His counsel comes at a time when Guyana’s loans from China are set to surpass that of Sri Lanka, which stands at some 20 percent.
In drawing reference to that country, the former Auditor General pointed out that Sri Lanka is now in a state of severe economic crisis after years of economic mismanagement coupled with the impacts from the COVID-19 pandemic.
In 2020, Guyana had six loans with the Export Import (EXIM) Bank of China totalling US$240.451 million.

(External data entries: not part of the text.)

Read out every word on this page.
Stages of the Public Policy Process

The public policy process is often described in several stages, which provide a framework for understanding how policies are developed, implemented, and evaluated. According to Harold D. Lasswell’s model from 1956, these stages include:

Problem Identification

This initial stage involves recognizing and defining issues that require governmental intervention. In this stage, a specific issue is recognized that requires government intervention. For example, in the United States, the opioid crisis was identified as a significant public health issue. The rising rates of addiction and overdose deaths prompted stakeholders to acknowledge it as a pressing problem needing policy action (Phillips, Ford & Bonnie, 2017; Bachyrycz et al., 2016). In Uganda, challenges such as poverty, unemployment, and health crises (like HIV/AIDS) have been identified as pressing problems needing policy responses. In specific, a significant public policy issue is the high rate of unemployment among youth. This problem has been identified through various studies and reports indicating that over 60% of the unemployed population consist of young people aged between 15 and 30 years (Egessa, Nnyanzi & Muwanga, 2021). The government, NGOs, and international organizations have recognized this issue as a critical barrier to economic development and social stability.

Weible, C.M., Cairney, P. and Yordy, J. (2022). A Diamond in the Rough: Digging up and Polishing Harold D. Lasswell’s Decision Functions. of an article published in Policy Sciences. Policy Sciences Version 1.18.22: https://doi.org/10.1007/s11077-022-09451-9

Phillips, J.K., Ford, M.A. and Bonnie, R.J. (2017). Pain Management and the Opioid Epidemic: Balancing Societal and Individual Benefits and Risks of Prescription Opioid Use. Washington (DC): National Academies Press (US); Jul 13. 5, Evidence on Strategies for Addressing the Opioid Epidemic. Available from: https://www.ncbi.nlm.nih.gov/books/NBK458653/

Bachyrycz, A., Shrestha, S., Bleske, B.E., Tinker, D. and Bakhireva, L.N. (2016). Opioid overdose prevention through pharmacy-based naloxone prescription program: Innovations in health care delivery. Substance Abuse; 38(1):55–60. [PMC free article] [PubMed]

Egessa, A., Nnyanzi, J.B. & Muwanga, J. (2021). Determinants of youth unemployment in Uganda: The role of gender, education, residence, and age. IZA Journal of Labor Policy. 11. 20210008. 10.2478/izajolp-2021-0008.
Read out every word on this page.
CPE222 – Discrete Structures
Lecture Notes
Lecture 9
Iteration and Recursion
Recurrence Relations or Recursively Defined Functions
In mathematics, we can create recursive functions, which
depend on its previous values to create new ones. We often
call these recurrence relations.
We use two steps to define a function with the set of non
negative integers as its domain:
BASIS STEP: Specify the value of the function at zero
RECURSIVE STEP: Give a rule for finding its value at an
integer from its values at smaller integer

This represented 17.5 percent of the country’s external loan portfolio according to Goolsarran.
To this end, the former AG wrote “Last week, the Authorities announced the signing of two loan agreements with the China (Bank) in the sums of US$192 million and US$172 million for the East Coast Demerara road expansion project and the construction of the New Demerara River Bridge respectively.
With these two loans, Guyana’s indebtedness to China is set to overtake the 20 percent incurred by Sri Lanka which is currently in a state of severe economic crisis after years of economic mismanagement combined with the COVID-19 pandemic.”
Goolsarran reminded that in December 2017, the Sri Lanka Government handed over the Hambantota Port to China which included 15,000 acres of land around it, for use for 99 years. The Port was constructed by China Harbour Engineering Company with financing from China’s Exim Bank. This development occurred after the State failed to make good on its commitment to repay the loan.
Goolsarran in his Column made the point that Sri Lanka’s experience has important lessons for Guyana since the incurrence of excessive debt; both internally and externally, can adversely affect the economy. It was on this note that he warned that while the country’s prospects seem favourable due to the anticipated revenue from oil and gas, government should exercise restraint given the volatility of petroleum prices.
Further, “with global warming and climate taking their toll worldwide as well as the effects of the war between Russia and Ukraine, who knows what the future holds for the oil industry,” he reasoned.
The former Auditor General was keen to note that Government needs to intensify efforts aimed at ensuring that the economy is sufficiently diversified as the performance of the non-oil economy makes “the real difference” in the lives of ordinary citizens.
As Guyana continues to ignore advice of Financial Institutions regarding “cheap loans” from Chinese Lending Institutions, the Bank of Guyana in its first quarter report of 2022 revealed that the country’s external debt is overtaken by money it borrowed from China.
It was noted that the China Exim Bank accounts for 39.5 percent of the country’s total external debt. Additionally, debt repayment to the China Exim Bank accounted for 82 percent of debt repayments to bilateral creditors. In the first three months of the year, US$10.6 million alone was paid to the Chinese Lending Institution, up by 1.4 percent. The increase, according to the Central Bank, was as a result of higher principal repayments during the review period.
At that time, Guyana’s total stock of public debt, which comprises both external and domestic debt stood at US$3.248 billion.